Most modern programming languages use static (also called “lexical”) scope rules for associating uses of identifiers, or variables, with their declarations. In a statically scoped language, the scope of a variable is fixed at compile time to some region in the source code containing the variable's declaration. This means that an identifier is only accessible within that region, including procedures declared within the region. Static scoping has been widely implemented because it is easy for programmers to use, helps catch errors at compile time, and because it can be implemented efficiently.
Another type of variable scoping is dynamic scope. Using dynamic scope the scope of the variable depends on the nesting of procedure and function calls at run time. While most modern languages use static scope, some popular languages, including PERL, TCL, TEX, and POSTSCRIPT, offer dynamic scope because it is useful in certain situations. For instance, dynamic scope is particularly useful in applications and libraries that operate in a customizable environment. Full-featured graphical user interface (“GUI”) packages are good examples. These packages support a plethora of style and presentation features that must be programmed in some way. Even many non-GUI applications have some of these characteristics that make dynamic variables useful. For example, compilers often have options that permit clients to specify target machines, compiler passes, linker options, and other features. Moreover, compilers in integrated development environments typically have more options because their clients are other programs. Dynamically scoped variables make access to these features and options very easy.
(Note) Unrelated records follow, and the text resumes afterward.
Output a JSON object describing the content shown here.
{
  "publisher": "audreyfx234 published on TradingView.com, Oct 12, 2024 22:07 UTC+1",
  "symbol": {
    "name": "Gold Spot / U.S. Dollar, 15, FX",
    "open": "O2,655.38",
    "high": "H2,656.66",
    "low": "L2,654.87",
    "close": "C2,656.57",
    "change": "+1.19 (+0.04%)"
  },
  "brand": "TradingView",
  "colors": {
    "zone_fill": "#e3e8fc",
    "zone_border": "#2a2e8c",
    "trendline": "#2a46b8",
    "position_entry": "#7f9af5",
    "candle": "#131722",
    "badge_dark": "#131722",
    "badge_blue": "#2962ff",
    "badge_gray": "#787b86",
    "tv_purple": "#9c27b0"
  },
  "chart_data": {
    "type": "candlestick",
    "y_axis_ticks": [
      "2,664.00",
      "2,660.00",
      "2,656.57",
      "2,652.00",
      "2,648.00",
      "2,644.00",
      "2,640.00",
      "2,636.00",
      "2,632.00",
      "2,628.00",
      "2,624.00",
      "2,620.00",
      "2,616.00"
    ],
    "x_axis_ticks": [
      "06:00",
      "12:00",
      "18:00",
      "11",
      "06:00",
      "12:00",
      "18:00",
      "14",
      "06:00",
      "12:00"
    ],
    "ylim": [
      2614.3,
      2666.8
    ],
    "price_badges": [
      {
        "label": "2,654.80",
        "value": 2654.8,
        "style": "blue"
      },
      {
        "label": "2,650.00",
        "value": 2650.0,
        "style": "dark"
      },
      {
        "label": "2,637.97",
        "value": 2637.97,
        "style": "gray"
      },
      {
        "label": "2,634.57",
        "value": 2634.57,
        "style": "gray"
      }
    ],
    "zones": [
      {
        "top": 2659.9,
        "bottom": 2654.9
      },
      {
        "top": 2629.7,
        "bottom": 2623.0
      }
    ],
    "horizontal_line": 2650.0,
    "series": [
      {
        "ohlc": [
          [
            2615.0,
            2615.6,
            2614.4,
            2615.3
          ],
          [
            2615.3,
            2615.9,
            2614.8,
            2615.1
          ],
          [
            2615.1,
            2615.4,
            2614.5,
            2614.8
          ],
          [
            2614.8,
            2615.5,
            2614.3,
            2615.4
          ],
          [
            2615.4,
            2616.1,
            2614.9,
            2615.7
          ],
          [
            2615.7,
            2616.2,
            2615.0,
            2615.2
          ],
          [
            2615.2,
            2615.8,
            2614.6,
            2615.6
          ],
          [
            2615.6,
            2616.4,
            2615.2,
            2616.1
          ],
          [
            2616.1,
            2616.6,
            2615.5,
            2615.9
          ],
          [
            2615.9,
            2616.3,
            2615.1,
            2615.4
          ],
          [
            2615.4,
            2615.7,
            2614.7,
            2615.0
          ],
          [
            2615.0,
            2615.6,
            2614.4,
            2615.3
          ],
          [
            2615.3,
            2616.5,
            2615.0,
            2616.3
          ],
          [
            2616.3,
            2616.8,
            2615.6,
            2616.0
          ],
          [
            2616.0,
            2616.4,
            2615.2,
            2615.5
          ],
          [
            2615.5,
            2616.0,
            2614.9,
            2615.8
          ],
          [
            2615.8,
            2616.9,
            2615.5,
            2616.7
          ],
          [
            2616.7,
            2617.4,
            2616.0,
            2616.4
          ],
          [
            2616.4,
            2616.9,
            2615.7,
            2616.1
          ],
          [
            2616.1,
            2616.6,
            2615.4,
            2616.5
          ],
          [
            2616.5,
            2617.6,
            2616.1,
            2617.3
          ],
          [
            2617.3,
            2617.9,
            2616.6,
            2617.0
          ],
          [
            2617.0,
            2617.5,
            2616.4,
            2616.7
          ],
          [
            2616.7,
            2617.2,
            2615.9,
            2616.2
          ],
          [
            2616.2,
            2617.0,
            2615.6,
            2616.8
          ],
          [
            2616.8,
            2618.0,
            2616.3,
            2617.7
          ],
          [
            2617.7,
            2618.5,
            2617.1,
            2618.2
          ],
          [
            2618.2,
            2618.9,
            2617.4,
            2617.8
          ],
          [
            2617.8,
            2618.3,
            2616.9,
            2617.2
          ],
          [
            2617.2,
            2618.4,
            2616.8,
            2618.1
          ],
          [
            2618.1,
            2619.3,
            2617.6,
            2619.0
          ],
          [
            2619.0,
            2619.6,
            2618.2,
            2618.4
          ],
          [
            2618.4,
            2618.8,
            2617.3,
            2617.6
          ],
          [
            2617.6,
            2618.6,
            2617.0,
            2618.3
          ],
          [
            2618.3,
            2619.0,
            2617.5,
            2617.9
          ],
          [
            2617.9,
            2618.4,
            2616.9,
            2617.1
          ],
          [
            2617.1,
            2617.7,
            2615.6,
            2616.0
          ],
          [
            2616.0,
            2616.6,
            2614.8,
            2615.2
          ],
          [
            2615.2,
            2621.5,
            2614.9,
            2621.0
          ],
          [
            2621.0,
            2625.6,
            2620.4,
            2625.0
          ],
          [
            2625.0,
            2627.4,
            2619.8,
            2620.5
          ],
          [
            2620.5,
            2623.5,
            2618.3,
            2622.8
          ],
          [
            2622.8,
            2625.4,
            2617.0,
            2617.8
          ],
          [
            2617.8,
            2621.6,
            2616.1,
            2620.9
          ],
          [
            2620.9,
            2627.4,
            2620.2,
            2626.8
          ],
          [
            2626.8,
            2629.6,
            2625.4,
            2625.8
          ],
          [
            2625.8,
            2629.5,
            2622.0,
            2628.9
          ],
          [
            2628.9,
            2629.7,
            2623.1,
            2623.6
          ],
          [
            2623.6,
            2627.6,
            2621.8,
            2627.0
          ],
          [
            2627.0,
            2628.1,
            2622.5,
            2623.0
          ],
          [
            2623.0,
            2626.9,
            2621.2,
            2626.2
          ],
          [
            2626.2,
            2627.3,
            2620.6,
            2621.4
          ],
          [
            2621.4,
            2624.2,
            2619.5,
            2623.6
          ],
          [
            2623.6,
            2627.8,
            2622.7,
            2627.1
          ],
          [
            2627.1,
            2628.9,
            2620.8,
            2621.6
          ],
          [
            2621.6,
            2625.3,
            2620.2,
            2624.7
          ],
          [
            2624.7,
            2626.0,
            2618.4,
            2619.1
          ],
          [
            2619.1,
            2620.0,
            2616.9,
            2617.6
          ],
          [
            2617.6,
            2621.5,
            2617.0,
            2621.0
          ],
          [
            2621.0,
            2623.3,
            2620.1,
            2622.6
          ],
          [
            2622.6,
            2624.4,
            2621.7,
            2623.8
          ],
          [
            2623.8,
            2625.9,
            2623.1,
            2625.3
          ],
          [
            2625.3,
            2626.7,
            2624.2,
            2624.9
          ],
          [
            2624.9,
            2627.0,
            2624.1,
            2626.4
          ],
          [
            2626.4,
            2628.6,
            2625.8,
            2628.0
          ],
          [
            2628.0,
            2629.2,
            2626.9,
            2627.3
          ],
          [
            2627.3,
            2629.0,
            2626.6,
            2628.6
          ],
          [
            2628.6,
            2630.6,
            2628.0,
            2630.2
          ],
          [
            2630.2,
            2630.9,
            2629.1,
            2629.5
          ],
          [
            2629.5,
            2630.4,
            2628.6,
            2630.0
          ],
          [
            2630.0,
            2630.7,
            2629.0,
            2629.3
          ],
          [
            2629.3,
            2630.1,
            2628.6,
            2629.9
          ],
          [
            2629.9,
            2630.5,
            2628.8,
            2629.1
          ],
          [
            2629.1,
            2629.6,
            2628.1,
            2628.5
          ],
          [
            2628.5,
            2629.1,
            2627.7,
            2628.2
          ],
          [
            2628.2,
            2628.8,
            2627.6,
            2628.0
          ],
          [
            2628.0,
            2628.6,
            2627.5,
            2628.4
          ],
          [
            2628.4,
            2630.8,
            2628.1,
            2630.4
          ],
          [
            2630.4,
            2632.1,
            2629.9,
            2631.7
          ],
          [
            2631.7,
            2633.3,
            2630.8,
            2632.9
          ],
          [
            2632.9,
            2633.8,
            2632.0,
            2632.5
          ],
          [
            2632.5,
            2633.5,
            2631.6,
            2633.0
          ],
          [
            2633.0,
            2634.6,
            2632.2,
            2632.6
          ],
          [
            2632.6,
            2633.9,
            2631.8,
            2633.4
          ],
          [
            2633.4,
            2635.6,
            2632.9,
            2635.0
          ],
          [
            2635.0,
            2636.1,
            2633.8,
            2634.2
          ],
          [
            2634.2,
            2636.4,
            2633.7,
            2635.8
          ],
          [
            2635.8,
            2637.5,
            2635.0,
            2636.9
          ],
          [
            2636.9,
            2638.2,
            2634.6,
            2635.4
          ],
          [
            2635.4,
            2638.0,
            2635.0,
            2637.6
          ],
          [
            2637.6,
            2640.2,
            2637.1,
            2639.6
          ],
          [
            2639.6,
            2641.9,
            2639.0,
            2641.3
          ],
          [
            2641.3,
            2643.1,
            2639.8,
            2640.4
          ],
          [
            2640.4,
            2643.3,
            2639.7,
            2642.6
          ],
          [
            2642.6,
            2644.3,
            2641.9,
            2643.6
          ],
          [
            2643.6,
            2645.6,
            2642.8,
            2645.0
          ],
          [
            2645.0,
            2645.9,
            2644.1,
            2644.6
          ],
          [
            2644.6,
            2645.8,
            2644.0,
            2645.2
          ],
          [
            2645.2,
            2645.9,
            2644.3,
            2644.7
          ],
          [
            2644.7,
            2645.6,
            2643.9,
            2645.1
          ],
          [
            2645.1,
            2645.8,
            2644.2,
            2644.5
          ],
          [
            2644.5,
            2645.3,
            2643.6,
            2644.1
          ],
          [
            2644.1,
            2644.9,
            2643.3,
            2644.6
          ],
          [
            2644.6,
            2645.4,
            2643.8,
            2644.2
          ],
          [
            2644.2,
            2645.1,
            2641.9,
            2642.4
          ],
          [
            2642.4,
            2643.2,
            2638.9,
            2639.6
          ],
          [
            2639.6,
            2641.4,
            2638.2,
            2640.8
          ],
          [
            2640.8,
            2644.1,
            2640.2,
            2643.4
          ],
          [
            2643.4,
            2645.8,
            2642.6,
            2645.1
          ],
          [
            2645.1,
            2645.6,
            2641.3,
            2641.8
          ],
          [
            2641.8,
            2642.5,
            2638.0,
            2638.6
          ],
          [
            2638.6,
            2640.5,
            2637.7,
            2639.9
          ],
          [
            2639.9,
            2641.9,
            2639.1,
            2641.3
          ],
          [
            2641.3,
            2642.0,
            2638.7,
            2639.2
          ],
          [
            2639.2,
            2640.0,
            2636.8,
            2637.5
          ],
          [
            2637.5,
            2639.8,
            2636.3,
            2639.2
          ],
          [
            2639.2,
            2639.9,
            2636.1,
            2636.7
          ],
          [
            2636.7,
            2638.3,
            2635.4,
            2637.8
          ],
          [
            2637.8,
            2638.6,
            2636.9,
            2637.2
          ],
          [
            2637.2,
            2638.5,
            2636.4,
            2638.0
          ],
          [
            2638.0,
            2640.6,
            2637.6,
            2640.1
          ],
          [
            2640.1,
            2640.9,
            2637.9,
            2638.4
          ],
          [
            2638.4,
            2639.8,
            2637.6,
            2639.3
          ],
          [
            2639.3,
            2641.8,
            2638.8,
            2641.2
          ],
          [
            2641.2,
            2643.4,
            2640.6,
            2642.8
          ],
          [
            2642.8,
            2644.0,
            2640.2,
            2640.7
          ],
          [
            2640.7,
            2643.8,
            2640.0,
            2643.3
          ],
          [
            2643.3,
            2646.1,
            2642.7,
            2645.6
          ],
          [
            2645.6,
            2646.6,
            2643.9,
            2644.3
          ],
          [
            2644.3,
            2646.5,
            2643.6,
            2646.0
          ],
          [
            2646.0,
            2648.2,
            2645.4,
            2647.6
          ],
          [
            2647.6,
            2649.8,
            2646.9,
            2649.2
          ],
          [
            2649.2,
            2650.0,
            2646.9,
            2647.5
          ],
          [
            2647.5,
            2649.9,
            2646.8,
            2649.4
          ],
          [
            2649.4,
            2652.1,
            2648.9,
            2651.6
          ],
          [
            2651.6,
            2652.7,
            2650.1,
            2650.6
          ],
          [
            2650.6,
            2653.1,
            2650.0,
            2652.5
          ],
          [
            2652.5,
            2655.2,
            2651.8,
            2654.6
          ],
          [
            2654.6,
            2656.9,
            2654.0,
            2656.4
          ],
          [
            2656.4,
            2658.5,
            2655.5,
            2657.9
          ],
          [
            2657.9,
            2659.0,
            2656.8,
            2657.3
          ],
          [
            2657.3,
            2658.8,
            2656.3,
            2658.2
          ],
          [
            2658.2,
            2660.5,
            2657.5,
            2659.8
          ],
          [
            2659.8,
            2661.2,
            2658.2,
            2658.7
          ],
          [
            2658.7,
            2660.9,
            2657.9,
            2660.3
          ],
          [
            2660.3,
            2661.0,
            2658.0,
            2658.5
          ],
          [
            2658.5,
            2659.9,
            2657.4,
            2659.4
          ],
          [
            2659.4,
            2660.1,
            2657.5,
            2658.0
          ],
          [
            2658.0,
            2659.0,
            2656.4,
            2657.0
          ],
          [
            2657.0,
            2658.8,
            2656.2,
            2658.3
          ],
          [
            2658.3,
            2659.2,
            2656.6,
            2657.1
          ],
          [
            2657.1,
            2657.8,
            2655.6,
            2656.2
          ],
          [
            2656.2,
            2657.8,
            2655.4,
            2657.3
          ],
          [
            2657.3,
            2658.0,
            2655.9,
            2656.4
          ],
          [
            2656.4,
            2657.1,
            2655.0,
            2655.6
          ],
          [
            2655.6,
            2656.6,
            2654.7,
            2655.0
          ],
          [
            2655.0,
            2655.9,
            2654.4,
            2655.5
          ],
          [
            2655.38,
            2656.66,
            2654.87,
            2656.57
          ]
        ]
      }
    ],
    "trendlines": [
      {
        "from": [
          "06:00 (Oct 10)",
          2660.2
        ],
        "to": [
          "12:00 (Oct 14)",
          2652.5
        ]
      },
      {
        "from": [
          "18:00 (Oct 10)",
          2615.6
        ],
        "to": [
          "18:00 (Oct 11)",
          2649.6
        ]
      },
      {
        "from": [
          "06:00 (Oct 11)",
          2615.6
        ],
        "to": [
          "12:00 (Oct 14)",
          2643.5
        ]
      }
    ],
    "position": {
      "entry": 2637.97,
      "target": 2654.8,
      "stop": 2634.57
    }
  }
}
Without inherent support within a programming language for dynamically scoped variables, such as within a statically scoped language, programming these kinds of features must be done explicitly in terms of the implementation language. Therefore, programmers typically simulate dynamic scope to implement these kinds of features in statically scoped languages. Usually, objects are loaded up with fields or methods that implement these features, or methods and functions are utilized that have a large number of parameters. In extreme cases, programmers move the many fields or parameters into an object, which is passed as a parameter nearly everywhere. Methods are called to read, write, save, and restore these data.
While programming dynamically scoped variables explicitly in a statically scoped programming language provides some of the benefits of dynamic scoping, this approach is not without its drawbacks. In particular, many of these implementations are unstructured, often not type-safe and inefficient in many cases. Moreover, this approach is not easy to use in that it requires that a programmer to explicitly create support for dynamically scoped variables themselves. Additionally, the use of objects with a large number of parameters can be confusing for programmers to use.
Therefore, in light of the above, there is a need for a method and apparatus for providing language constructs for introducing and referencing dynamically scoped variables within an otherwise statically scoped programming language.